The former Draper Corp. factory in the heart of Hopedale, which once churned out textile machinery used the world over, will be completely demolished next year, the owner of the complex says.
A potential re-use of the sprawling, once 1.8-million square foot building has been long imagined since workers last walked through its doors four decades ago. But the reality that the brick-and-mortar industrial shell cannot have a second life set in as crews completed asbestos abatement and demolished a large portion of the structure this fall amid efforts to reinvigorate the 77-acre property for potential redevelopment.
“We determined that as much as we would have liked to save it and look for a repurposing option, the severe deterioration and safety concerns were more than we were comfortable with, and we felt that the liability was greater than any potential benefit,” owner Philip Shwachman, principal of Hopedale Properties and CEO and founder of Worcester-based First American Realty Inc., told town selectmen Monday night.
Abatement of a 250,000 square-foot wing of the building started in August and has been completed, according to Shwachman, who has owned the factory since the 1990s. Workers are in the final stretch of demolition for that portion.
Shwachman estimated additional abatement for the remaining facilities will take between three and four months to carry out, with the final demolition finished by the end of June.
“It’s possible that there may be delays, but we hope to expedite it and so far things have been moving along very smoothly,” Shwachman said.
Shwachman has engaged the Worcester Business Development Corp. to develop a master plan for the site, in tandem with a process for a town-wide master plan that will incorporate future possibilities for the property.
Craig Blais, president and CEO of the WBDC, said during Monday’s virtual meeting the nonprofit repeatedly brought private developers to the complex, who told the team the factory was just too large and in need of too much work to make reuse projects feasible.
Demolition, he said, is not something the WBDC takes lightly.
“Obviously [there’s] great history with the Draper complex in Hopedale,” Blais said. “We know that many, many residents worked there, have connections to that history.”
The small town on the eastern edge of Worcester County indeed owes much of its history to the massive factory that overlooks its downtown.
Generations made a living at the Draper Corp. (among them at one time a young Joe Perry, the lead guitarist of Aerosmith), from the mid-1800s when brothers Ebenezer and George Draper brought the business to Hopedale until the factory shuttered in 1980.
Nestled in the pioneering industrial Blackstone Valley, the loom manufacturer also built Hopedale’s historic duplexes to house its workforce at affordable prices for families. Much of the early 20th century subdivisions are still standing.
Blais said the WBDC hopes to find a way to illuminate the factory’s history in whatever comes next for the property.
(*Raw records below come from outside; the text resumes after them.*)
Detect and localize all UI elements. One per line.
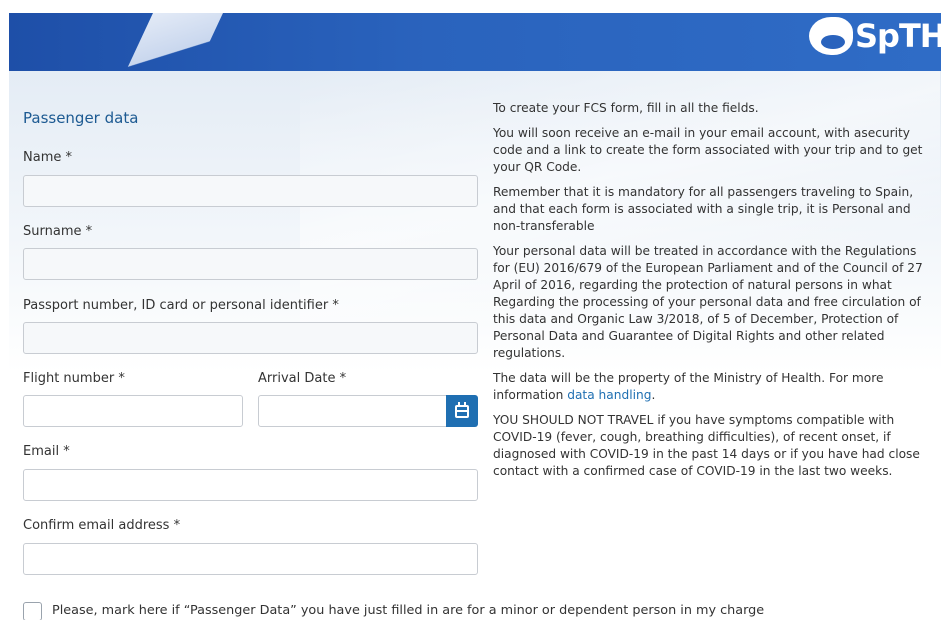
info-panel: To create your FCS form, fill in all the… [493,100,925,488]
info-paragraph: You will soon receive an e-mail in your … [493,126,923,174]
info-paragraph-data-ownership: The data will be the property of the Min… [493,370,925,404]
flight-number-label-text: Flight number [23,371,115,386]
flight-number-input[interactable] [23,395,243,427]
flight-number-label: Flight number * [23,371,125,386]
confirm-email-label: Confirm email address * [23,518,180,533]
info-paragraph: Remember that it is mandatory for all pa… [493,185,914,233]
info-paragraph-travel-warning: YOU SHOULD NOT TRAVEL if you have sympto… [493,413,920,478]
info-paragraph: To create your FCS form, fill in all the… [493,101,759,115]
email-label: Email * [23,444,70,459]
minor-dependent-checkbox[interactable] [23,602,42,620]
logo-text: SpTH [855,17,941,55]
data-handling-link[interactable]: data handling [567,388,651,402]
info-text: . [651,388,656,402]
surname-input[interactable] [23,248,478,280]
required-marker: * [85,224,93,239]
header-banner: SpTH [9,13,941,71]
form-title: Passenger data [23,109,139,127]
top-strip [0,0,941,13]
required-marker: * [65,150,73,165]
calendar-icon [455,401,469,418]
arrival-date-label: Arrival Date * [258,371,346,386]
arrival-date-input[interactable] [258,395,448,427]
email-label-text: Email [23,444,60,459]
surname-label-text: Surname [23,224,82,239]
required-marker: * [332,298,339,313]
arrival-date-label-text: Arrival Date [258,371,336,386]
surname-label: Surname * [23,224,92,239]
passport-label-text: Passport number, ID card or personal ide… [23,298,329,313]
required-marker: * [63,444,70,459]
spain-map-icon [809,17,853,55]
site-logo[interactable]: SpTH [781,13,941,71]
info-paragraph: Your personal data will be treated in ac… [493,244,923,360]
required-marker: * [118,371,125,386]
required-marker: * [173,518,181,533]
confirm-email-label-text: Confirm email address [23,518,170,533]
passport-label: Passport number, ID card or personal ide… [23,298,339,313]
confirm-email-input[interactable] [23,543,478,575]
airplane-tail-image [120,13,228,71]
name-input[interactable] [23,175,478,207]
name-label: Name * [23,150,72,165]
name-label-text: Name [23,150,62,165]
required-marker: * [339,371,347,386]
info-text: The data will be the property of the Min… [493,371,884,402]
email-input[interactable] [23,469,478,501]
date-picker-button[interactable] [446,395,478,427]
passport-input[interactable] [23,322,478,354]
minor-dependent-checkbox-label[interactable]: Please, mark here if “Passenger Data” yo… [52,603,764,618]
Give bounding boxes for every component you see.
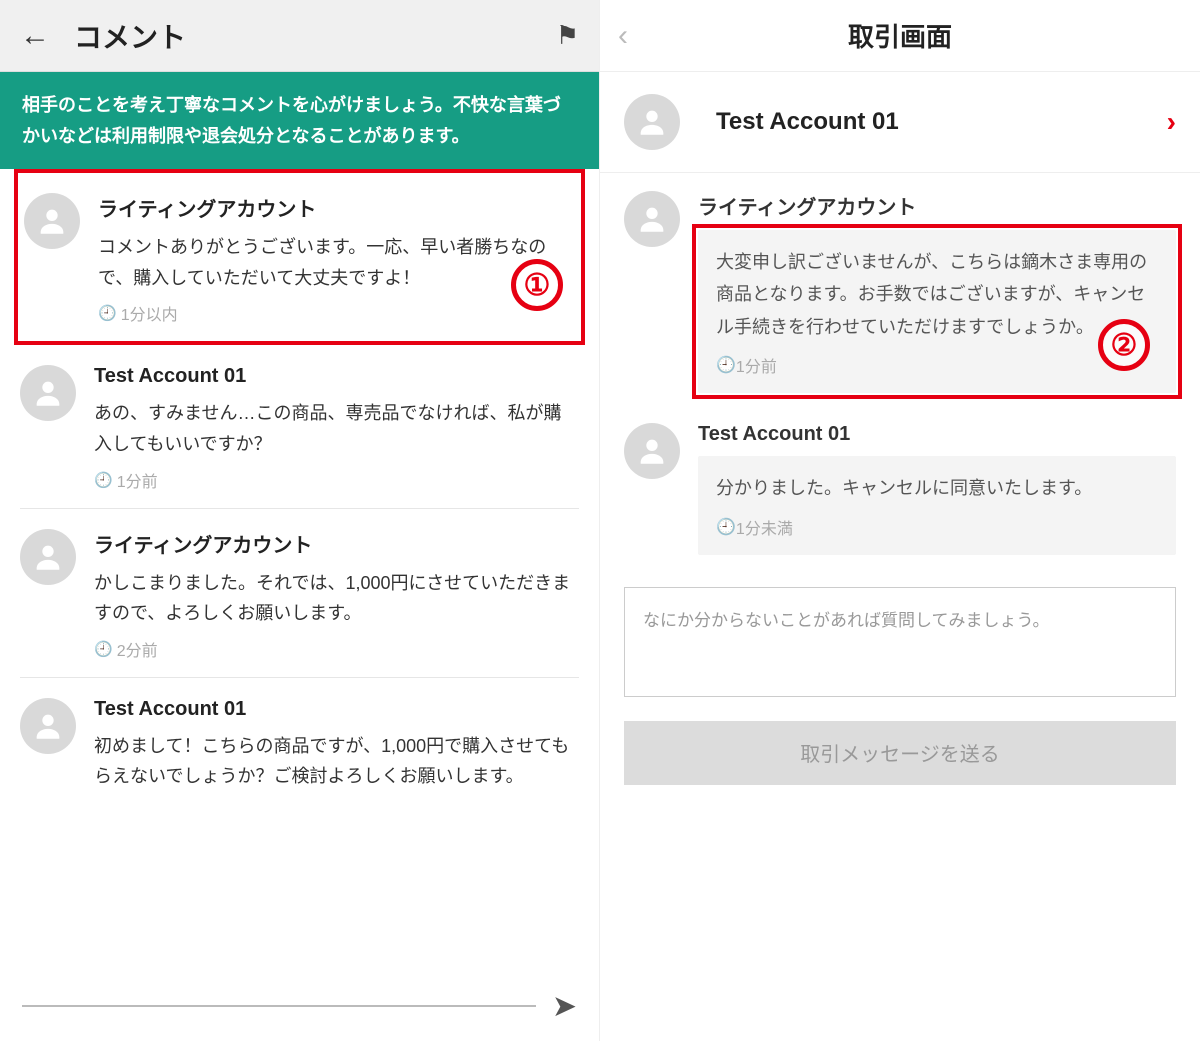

“That would have been nice, if we could have kept, you know, a piece of it,” Selectmen Louis Arcudi III said of the building.
“I thank you for at least allowing the residents of Hopedale and their family members to have a piece of that mill still somehow be part of your theme when you’re building it out,” he told Blais.
With the pillar of local economic growth long dormant, town officials have continuously sought options to spur activity again at the site, especially in a community where commercial property is lacking.
Shwachman and local officials put together a reuse plan in 2007, which spelled out the potential for a mixed-use development with homes, stores, and offices. But the vision gathered dust, especially in the throes of the Great Recession.
In 2018, selectmen presented a nearly $50 million Urban Renewal Plan for another mixed-use development on the property — with 565 housing units and 175,000 square feet of commercial space — and considered seizing the property by eminent domain. Shwachman filed a lawsuit in response and reached settlements with the town and other defendants last year.
With the site’s master plan initiative underway, Blais said uses for the site are relatively limited, given the town’s distance from Interstate-495 and Route 146.
“We do not want to fool anyone or sugarcoat the process by saying some big, large employer is going to show up in Hopedale,” he said.
But Shwachman and Blais are optimistic about what’s ahead.
Some early themes arising in the planning process include the potential for flexible, light industrial use and housing “in many different forms,” Blais said.
A press release from Shwachman’s First American Realty said initial findings from the WBDC’s market study indicate a possible future with multi-family and senior housing, open space, and/or retail.
The Mill River, which flows under the factory from the adjacent Hopedale Pond, could be key in attracting developers, Blais said.
The team plans to tap on some prospective re-developers to provide input as the planning process plays out, according to Blais.
“We heard loud and clear from the town — I sat in on … some of the eminent domain hearings and listened intently to the debate — and clearly heard the frustration of the many cycles that have been missed of the economy over the last 30, 40 years and having to live with the vacant mill being there,” he said. “I fully understand the frustration … It’s critical for the long-term success of the community that activity happen there.”